Y fruto de aquellos meses de su nueva “vida”, o de su no-suicidio, eran los ahorros que guardaba celosamente tras los libros de su estantería, dentro de una biblia, donde sabía que su compañero de piso nunca miraría. Solo necesitaba un poco de tiempo más y podría permitirse cambiar de casa, tener su propio espacio. Quizás ascender en el trabajo. En definitiva, aprovechar la segunda oportunidad que se había dado a sí mismo.
Aunque había decidido permanecer con vida e intentar una mejora, aquello no significaba que su mente agotada fuese a cambiar de un día para otro.
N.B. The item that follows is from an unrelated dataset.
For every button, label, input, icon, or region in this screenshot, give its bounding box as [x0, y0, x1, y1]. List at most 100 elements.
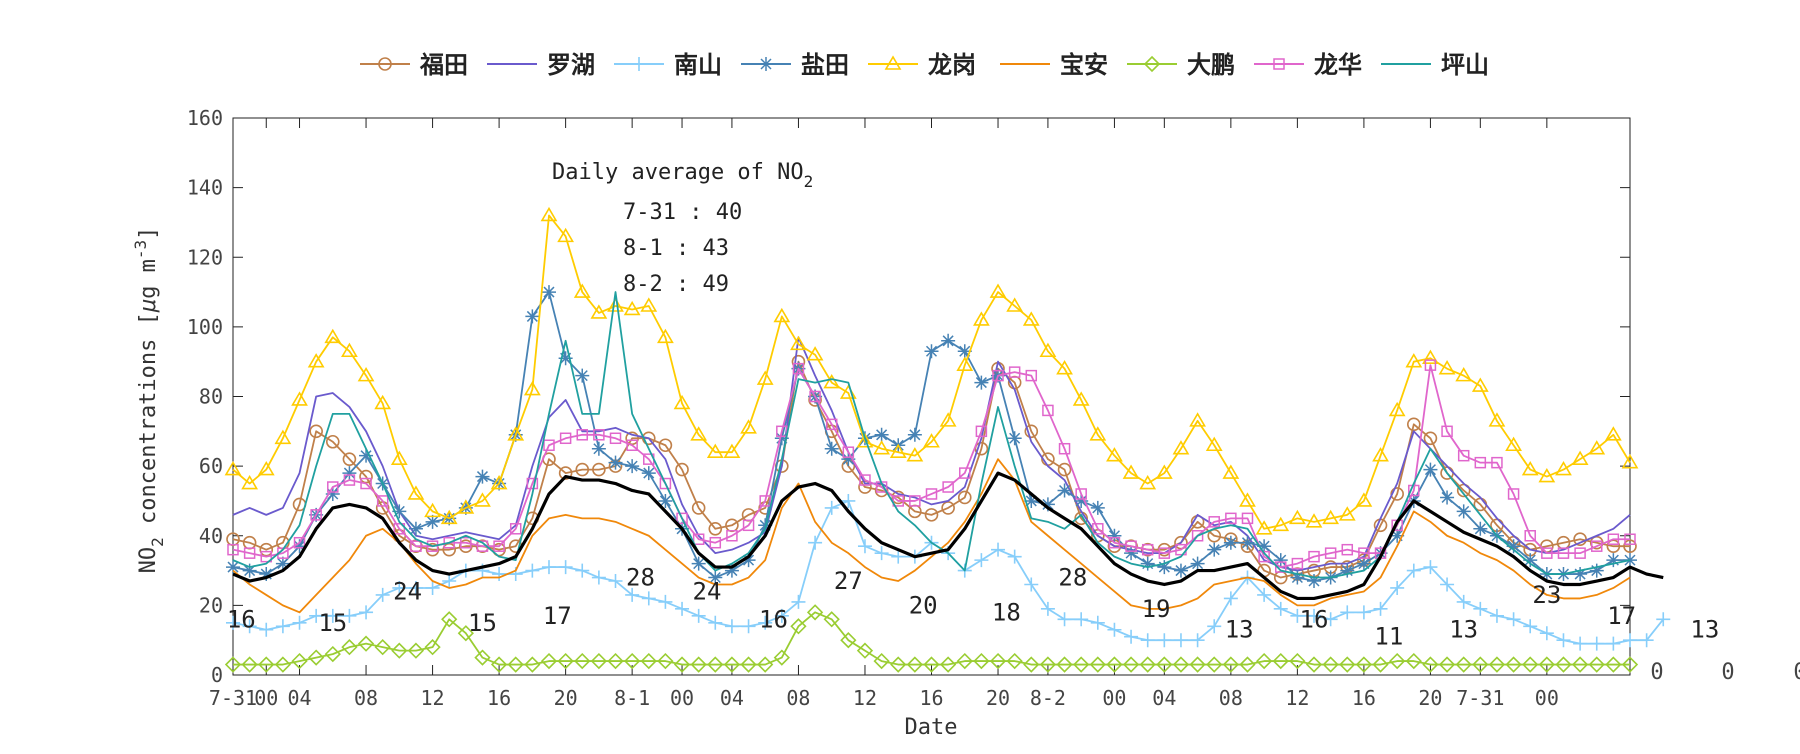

Esa era la razón por la que el sentimiento de miseria siempre le abordaba al cerrar la puerta de su apartamento.
Solo un poco más…
—Buenos días, muchacho. ¿Vas al trabajo?
La señora María. Del 1ºA. Tenía sesenta y tres años, dos hijas y tres nietos, y en los últimos meses parecía que había adoptado a Aleakai también. Era una señora amable, tozuda como ella sola, pero que había contribuido a la mejora de su salud con sus platos calientes y su comida casera. Sabía que él nunca lo aceptaría, o querría pagar por ello, por ese motivo siempre le decía que le sobraba la comida y se la daba porque le daba pena tirarla. Ella era el motivo por el que el armarito de la cocina, que rezumaba grasa por mucho que lo limpiase, estaba a rebosar de recipientes de plástico.
—Buenos días, abuela María –Aquel apodo había sido impuesto bajo amenazas. No soportaba que le llamasen señora– Sí, tengo turno de mañana. ¿Cómo se encuentra hoy?